Chapitre 308 : Faire le bonheur du monde

Chapitre 308/308100%~11 min de lecture2 173 mots

En entendant la question de l'Empereur Hongzhi, Xiao Jing eut un large sourire.

Mais au-dedans, il se sentait très mal.

En tant qu'eunuque gardien du sceau de la Direction des Cérémonies et chef du Dépôt de l'Est, ce qu'il redoutait le plus était de recevoir de Sa Majesté l'ordre exprès d'enquêter sur les secrets du Prince héritier.

Pourquoi Xiao Jing n'avait-il rien su, en son temps, de l'affaire des pommes de terre ? La raison de fond était que le Prince héritier se trouvait aux Collines de l'Ouest.

Aussi le Dépôt de l'Est évitait-il farouchement d'y envoyer des espions.

Cette affaire touchait à bien trop de tabous !

Le Prince héritier était le futur Fils du Ciel.
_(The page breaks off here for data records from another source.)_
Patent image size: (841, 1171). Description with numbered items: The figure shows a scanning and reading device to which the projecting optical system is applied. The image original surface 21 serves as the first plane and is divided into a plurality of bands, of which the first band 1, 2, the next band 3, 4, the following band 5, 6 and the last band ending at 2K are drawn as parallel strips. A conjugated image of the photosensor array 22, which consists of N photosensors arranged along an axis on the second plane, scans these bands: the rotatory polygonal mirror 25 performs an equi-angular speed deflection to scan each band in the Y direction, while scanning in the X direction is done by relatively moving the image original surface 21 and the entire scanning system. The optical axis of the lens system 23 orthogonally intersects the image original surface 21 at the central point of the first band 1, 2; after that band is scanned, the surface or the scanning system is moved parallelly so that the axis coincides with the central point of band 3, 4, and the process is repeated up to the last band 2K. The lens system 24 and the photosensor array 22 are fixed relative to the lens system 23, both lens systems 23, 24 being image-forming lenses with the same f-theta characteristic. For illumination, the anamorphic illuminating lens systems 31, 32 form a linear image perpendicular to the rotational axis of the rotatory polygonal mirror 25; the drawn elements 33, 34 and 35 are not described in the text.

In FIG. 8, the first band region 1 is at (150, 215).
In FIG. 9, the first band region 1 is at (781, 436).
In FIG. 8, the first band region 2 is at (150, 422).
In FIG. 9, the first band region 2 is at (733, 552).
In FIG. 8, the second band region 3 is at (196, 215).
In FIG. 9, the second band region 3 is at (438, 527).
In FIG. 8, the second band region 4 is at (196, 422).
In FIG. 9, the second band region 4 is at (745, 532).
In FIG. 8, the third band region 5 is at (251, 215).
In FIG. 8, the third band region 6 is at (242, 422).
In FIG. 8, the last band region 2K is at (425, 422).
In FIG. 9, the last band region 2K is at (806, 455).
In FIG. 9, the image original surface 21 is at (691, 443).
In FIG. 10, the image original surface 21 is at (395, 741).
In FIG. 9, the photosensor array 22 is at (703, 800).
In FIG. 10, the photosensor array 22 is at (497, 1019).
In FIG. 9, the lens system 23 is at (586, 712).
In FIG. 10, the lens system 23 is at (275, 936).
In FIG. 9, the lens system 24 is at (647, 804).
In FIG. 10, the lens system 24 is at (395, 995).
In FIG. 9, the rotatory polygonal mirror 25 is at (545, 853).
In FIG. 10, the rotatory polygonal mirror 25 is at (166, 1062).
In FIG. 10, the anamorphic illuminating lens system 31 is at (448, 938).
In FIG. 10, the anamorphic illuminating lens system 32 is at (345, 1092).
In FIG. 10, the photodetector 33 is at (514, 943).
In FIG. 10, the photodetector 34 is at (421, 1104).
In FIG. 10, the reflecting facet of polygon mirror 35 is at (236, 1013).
Si le Dépôt de l'Est osait enquêter en secret sur lui, que penserait le futur Empereur lorsque, inévitablement, quelqu'un finirait par lui en glisser un mot ?

Quelle que fût la conclusion, les ennuis de Xiao Jing seraient immenses.

Il lui fallait donc jouer les ignorants. Le Dépôt de l'Est n'osait absolument pas placer le moindre espion aux Collines de l'Ouest. Car si le Prince héritier venait à l'apprendre plus tard, qu'on eût découvert quelque chose ou non, qu'on eût fait des rapports secrets à l'Empereur ou non, cela pourrait devenir la preuve accablante qui scellerait la misérable fin de Xiao Jing lui-même.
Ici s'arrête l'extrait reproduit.